Before an anticipated EU prohibition on the sale of new gasoline and diesel automobiles, the business intends to sell entirely electric cars in Europe by 2030. But as part of its shifting strategy, a spokeswoman told Reuters that there would be “substantial” job losses.
Electric vehicle production relies heavily on automated assembly lines and involves fewer workers. When an EU prohibition on the sale of new gasoline and diesel cars, scheduled to take effect in 2035, is implemented, plants that do not win manufacturing orders for electric vehicles, like the Saarlouis complex, which employs 4,600 people, face the prospect of closure. Ford Motor Company has warned there will still be workforce reductions even for the locations chosen to assemble electric vehicles, such as the Valencia plant, which employs 6,000 people.
The corporation has several other factories in Europe, including ones in Turkey, Romania, and Cologne, Germany, that have been chosen to make electric vehicles. Ford has committed to investing $2 billion in its Cologne factory, where starting in 2019, it will assemble electric vehicles with Volkswagen-licensed technology.
All Ford vehicles that utilize the company’s proprietary electric vehicle technology will be manufactured at the Valencia facility.
Ford Motor Company has historically struggled to turn a profit in Europe, a fiercely competitive auto market. As a result, it has reorganized its company in the area and leveraged the push toward electric vehicles as a springboard. Ford had more than 50,000 employees in Europe but has already laid off 12,000.
Stuart Rowley, chairman of Ford’s European division, said, “Bringing our all-new electric car architecture to Valencia will help us develop a viable business in Europe.”
The company’s chief executive for the world indicated that Ford’s switch to electric vehicles in Europe would necessitate difficult choices.
According to Jim Farley, president and CEO of Ford Motor Company, “The European car business is tremendously competitive, and to thrive and develop, we can never settle for less than amazingly fantastic products… [and] ultra-lean operations.”

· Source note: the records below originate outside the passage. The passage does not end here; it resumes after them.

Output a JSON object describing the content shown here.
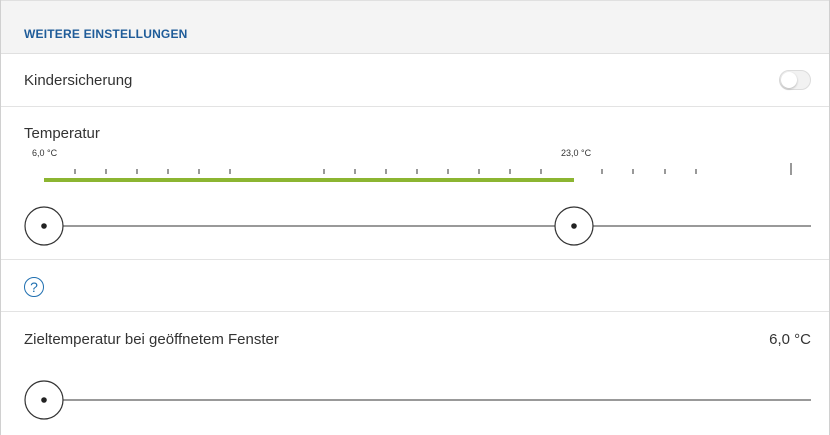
{
  "section": {
    "title": "WEITERE EINSTELLUNGEN"
  },
  "child_lock": {
    "label": "Kindersicherung",
    "enabled": false
  },
  "temperature": {
    "label": "Temperatur",
    "min_label": "6,0 °C",
    "max_label": "23,0 °C",
    "accent_color": "#8cb531",
    "range_low_fraction": 0.0,
    "range_high_fraction": 0.68
  },
  "help": {
    "icon": "help-icon",
    "glyph": "?"
  },
  "window_target": {
    "label": "Zieltemperatur bei geöffnetem Fenster",
    "value": "6,0 °C",
    "slider_fraction": 0.0
  }
}
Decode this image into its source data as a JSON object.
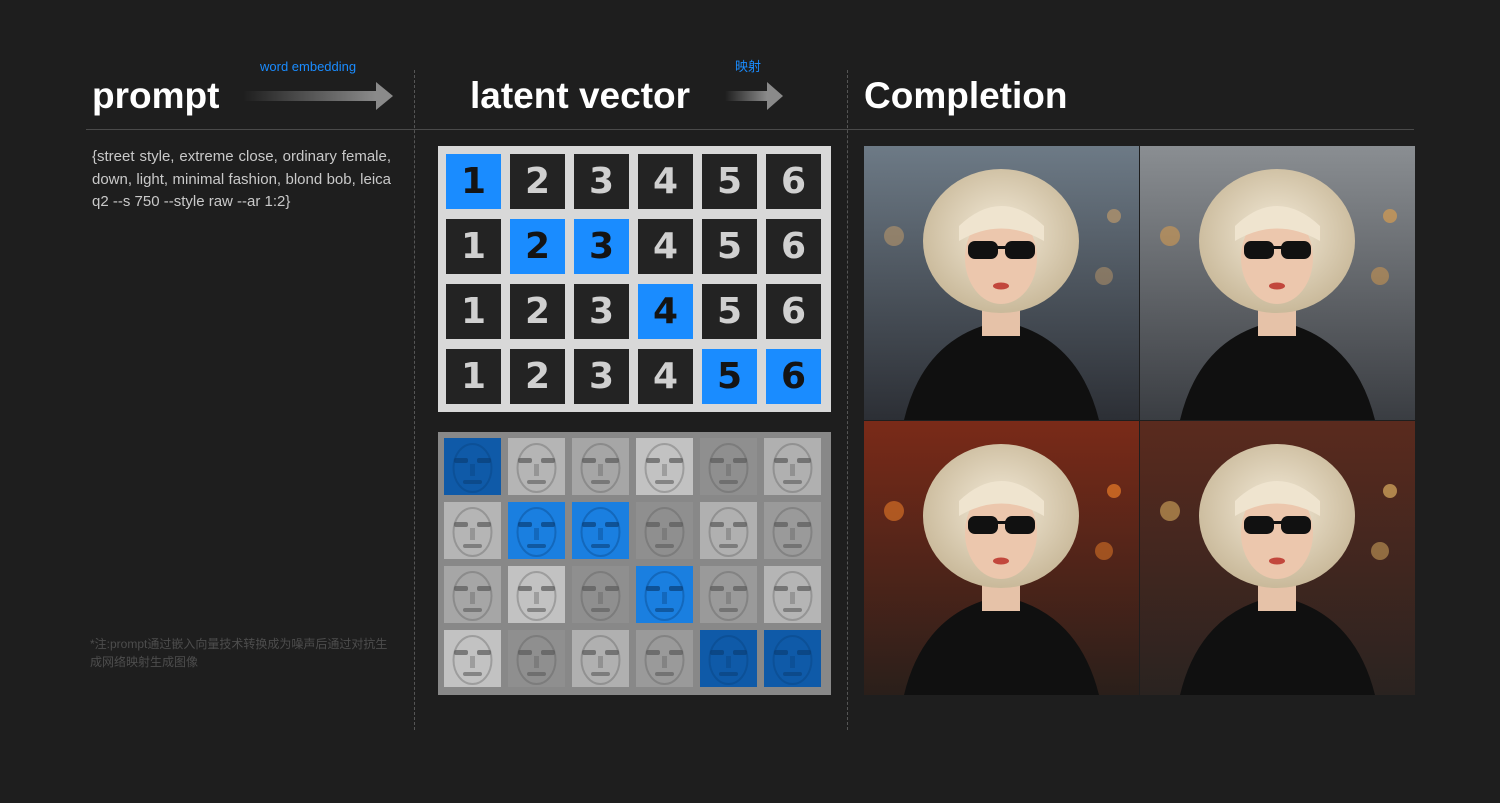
{
  "headings": {
    "prompt": "prompt",
    "latent": "latent vector",
    "completion": "Completion"
  },
  "hints": {
    "word_embedding": "word embedding",
    "mapping": "映射"
  },
  "prompt_text": "{street style, extreme close, ordinary female, down, light, minimal fashion, blond bob, leica q2 --s 750 --style raw --ar 1:2}",
  "note": "*注:prompt通过嵌入向量技术转换成为噪声后通过对抗生成网络映射生成图像",
  "number_grid": {
    "rows": [
      [
        "1",
        "2",
        "3",
        "4",
        "5",
        "6"
      ],
      [
        "1",
        "2",
        "3",
        "4",
        "5",
        "6"
      ],
      [
        "1",
        "2",
        "3",
        "4",
        "5",
        "6"
      ],
      [
        "1",
        "2",
        "3",
        "4",
        "5",
        "6"
      ]
    ],
    "highlighted": [
      [
        0
      ],
      [
        1,
        2
      ],
      [
        3
      ],
      [
        4,
        5
      ]
    ]
  },
  "face_grid": {
    "rows": 4,
    "cols": 6,
    "highlighted": [
      [
        0
      ],
      [
        1,
        2
      ],
      [
        3
      ],
      [
        4,
        5
      ]
    ]
  },
  "completion_images": [
    "woman-blond-bob-sunglasses-1",
    "woman-blond-bob-sunglasses-2",
    "woman-blond-bob-sunglasses-3",
    "woman-blond-bob-sunglasses-4"
  ],
  "colors": {
    "accent": "#1a8cff",
    "background": "#1e1e1e"
  }
}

According to the Society of Motor Manufacturers and Traders, sales of electric vehicles in the UK have increased significantly in recent years, with more battery-powered cars expected to be registered in 2021 than in the previous five years combined (SMMT).
Electric vehicle registrations increased by more than 75%, from 108,000 in 2020 to 191,000 in 2017. They made up one in every four vehicles sold in December, while Tesla’s electric Model 3 finished the year as the second-best-selling vehicle in the nation.